There’s something you really need to understand about Reims. As you’re reading this, if you’re not familiar with the city or the French language in general, you’re reading it as Reems. Don’t worry, I did too. In pre-trip planning we would look up the pronunciation of Reims and become confused. Everything we looked at said it was pronounced “Raunce,” like the French say France, but without the F. This seems utterly wrong and I was sure the internet was wrong. But it wasn’t. Somehow, in French, E-I-M-S sounds like A-U-N-C-E. This may be why I suck at French. Oh well. The city is lovely. We drove to Reims early in the morning and met Cristian, our Champagne tour guide. He drove us to the train station in a Mercedes van, where we waited to pick up our Belgian companions. Then he drove us through the hillsides of the Champagne region. We stopped and walked through fields of grapes. We even got to see people harvesting them. Cristian told us about the grape varieties that make champagne before taking us to a Champagne producer where we watched them squeeze the grapes in a giant wooden vat. He taught us about the Champagne-making process as he walked us through fields, then cellars, then tasting rooms. We drank delicious wine and purchased bottles from the families who make it. At our last winery stop, Cristian helped Travis and our new friend Yannick open the champagne bottles with swords. When the tour was over, Cristian dropped us off at the soccer stadium. We watched the home team win then drove back to Paris to sleep for a few hours before a plane took us home.
The Museum Pass
So when you add it up, the Museum Pass didn’t really work out for us in numbers alone. If we had taken all of the tours on our itinerary, it would have cost us €95, and we paid €112. And we didn’t take the tour at Notre Dame, so that means we paid €112 for €78 worth of access. That said, we’d still do it again. Many places, including the Louvre, have lines specifically for Museum Pass holders. In most places the wait was non-existent and we just walked past the lines and into the facility. At the Louvre, we waited for about 5 minutes, and that was a security check. Having easy access with no waiting made Paris so much more enjoyable than it would have been if we’d spent time standing in line.

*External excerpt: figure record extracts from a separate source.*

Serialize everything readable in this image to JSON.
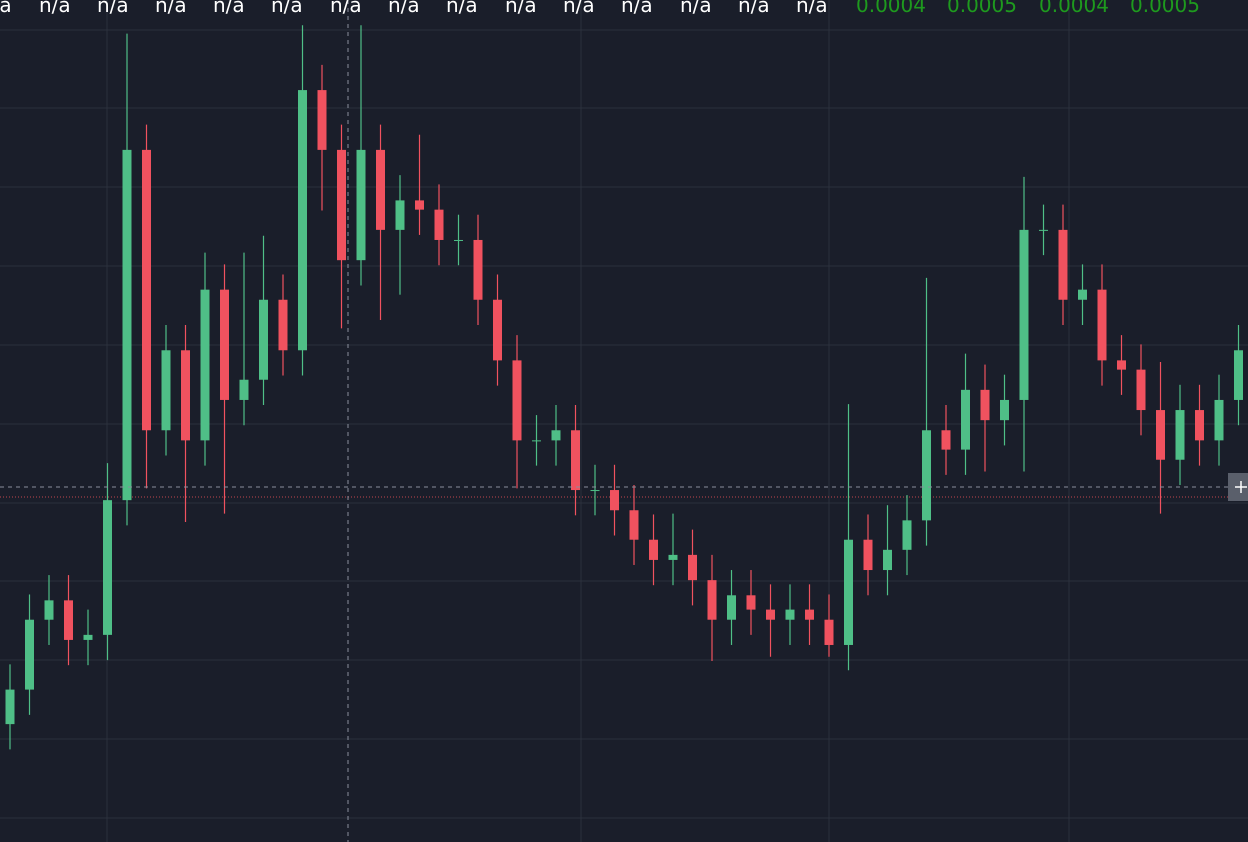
{
  "header": {
    "labels": [
      "n/a",
      "n/a",
      "n/a",
      "n/a",
      "n/a",
      "n/a",
      "n/a",
      "n/a",
      "n/a",
      "n/a",
      "n/a",
      "n/a",
      "n/a",
      "n/a",
      "n/a",
      "0.0004",
      "0.0005",
      "0.0004",
      "0.0005"
    ],
    "label_colors": [
      "#ffffff",
      "#ffffff",
      "#ffffff",
      "#ffffff",
      "#ffffff",
      "#ffffff",
      "#ffffff",
      "#ffffff",
      "#ffffff",
      "#ffffff",
      "#ffffff",
      "#ffffff",
      "#ffffff",
      "#ffffff",
      "#ffffff",
      "#1e9a1e",
      "#1e9a1e",
      "#1e9a1e",
      "#1e9a1e"
    ]
  },
  "chart_data": {
    "type": "candlestick",
    "ylim": [
      0,
      100
    ],
    "up_color": "#4fbf87",
    "down_color": "#f0525f",
    "open": [
      14.0,
      18.1,
      26.4,
      28.7,
      24.0,
      24.6,
      40.6,
      82.2,
      48.9,
      58.4,
      47.7,
      65.6,
      52.5,
      54.9,
      64.4,
      58.4,
      89.3,
      82.2,
      69.1,
      82.2,
      72.7,
      76.2,
      75.1,
      71.5,
      71.5,
      64.4,
      57.2,
      47.7,
      47.7,
      48.9,
      41.8,
      41.8,
      39.4,
      35.9,
      33.5,
      34.1,
      31.1,
      26.4,
      29.3,
      27.6,
      26.4,
      27.6,
      26.4,
      23.4,
      35.9,
      32.3,
      34.7,
      38.2,
      48.9,
      46.6,
      53.7,
      50.1,
      52.5,
      72.7,
      72.7,
      64.4,
      65.6,
      57.2,
      56.1,
      51.3,
      45.4,
      51.3,
      47.7,
      52.5
    ],
    "high": [
      21.1,
      29.4,
      31.7,
      31.7,
      27.6,
      45.0,
      96.0,
      85.2,
      61.4,
      61.4,
      70.0,
      68.6,
      70.0,
      72.0,
      67.4,
      97.0,
      92.3,
      85.2,
      97.0,
      85.2,
      79.2,
      84.0,
      78.1,
      74.5,
      74.5,
      67.4,
      60.2,
      50.7,
      51.9,
      51.9,
      44.8,
      44.8,
      42.4,
      38.9,
      39.0,
      37.1,
      34.1,
      32.3,
      32.3,
      30.6,
      30.6,
      30.6,
      29.4,
      52.0,
      38.9,
      40.0,
      41.2,
      67.0,
      51.9,
      58.0,
      56.7,
      55.5,
      79.0,
      75.7,
      75.7,
      68.6,
      68.6,
      60.2,
      59.1,
      57.0,
      54.3,
      54.3,
      55.5,
      61.4
    ],
    "low": [
      11.0,
      15.1,
      23.4,
      21.0,
      21.0,
      21.6,
      37.6,
      42.0,
      45.9,
      38.0,
      44.7,
      39.0,
      49.5,
      51.9,
      55.4,
      55.4,
      75.0,
      61.0,
      66.1,
      62.0,
      65.0,
      72.1,
      68.5,
      68.5,
      61.4,
      54.2,
      42.0,
      44.7,
      44.7,
      38.8,
      38.8,
      36.4,
      32.9,
      30.5,
      30.5,
      28.1,
      21.5,
      23.4,
      24.6,
      22.0,
      23.4,
      23.4,
      22.0,
      20.4,
      29.3,
      29.3,
      31.7,
      35.2,
      43.6,
      43.6,
      44.0,
      47.1,
      44.0,
      69.7,
      61.4,
      61.4,
      54.2,
      53.1,
      48.3,
      39.0,
      42.4,
      44.7,
      44.7,
      49.5
    ],
    "close": [
      18.1,
      26.4,
      28.7,
      24.0,
      24.6,
      40.6,
      82.2,
      48.9,
      58.4,
      47.7,
      65.6,
      52.5,
      54.9,
      64.4,
      58.4,
      89.3,
      82.2,
      69.1,
      82.2,
      72.7,
      76.2,
      75.1,
      71.5,
      71.5,
      64.4,
      57.2,
      47.7,
      47.7,
      48.9,
      41.8,
      41.8,
      39.4,
      35.9,
      33.5,
      34.1,
      31.1,
      26.4,
      29.3,
      27.6,
      26.4,
      27.6,
      26.4,
      23.4,
      35.9,
      32.3,
      34.7,
      38.2,
      48.9,
      46.6,
      53.7,
      50.1,
      52.5,
      72.7,
      72.7,
      64.4,
      65.6,
      57.2,
      56.1,
      51.3,
      45.4,
      51.3,
      47.7,
      52.5,
      58.4
    ]
  }
}
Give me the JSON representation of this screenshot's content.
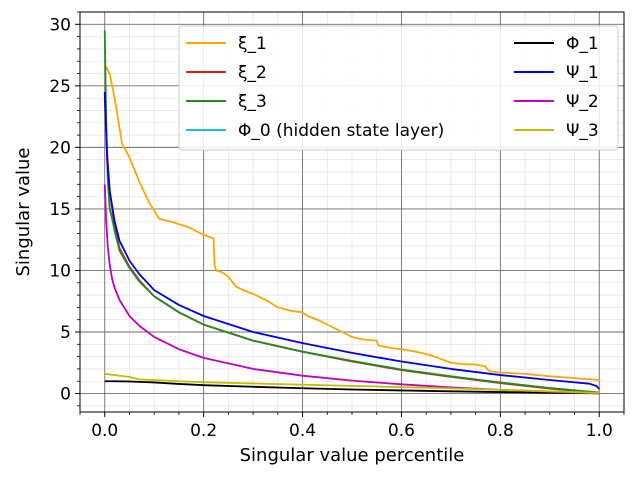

I didn’t talk about it here, but we purchased Paris Viste Passes for public transportation We bought a five day pass (€39,30/person) and then an additional day pass (€12,30/person) which allowed us to ride the metro, buses, tramways, and the Montmartre funicular for free as many times as we wanted throughout most of the city. I can’t prove to you that it was a good deal, because I didn’t count my trips. That said, it’s a good deal. We used the metro a lot, and buses quite a few times. Paris is a very walkable city, but it’s big. Most of the time we would take the metro to a neighborhood we wanted to explore and then walk to things from the stop. At €1,80 a ticket, I have no doubt that we took the 29 trips it would take to break even. And again, we never had to think about tickets. That was nice.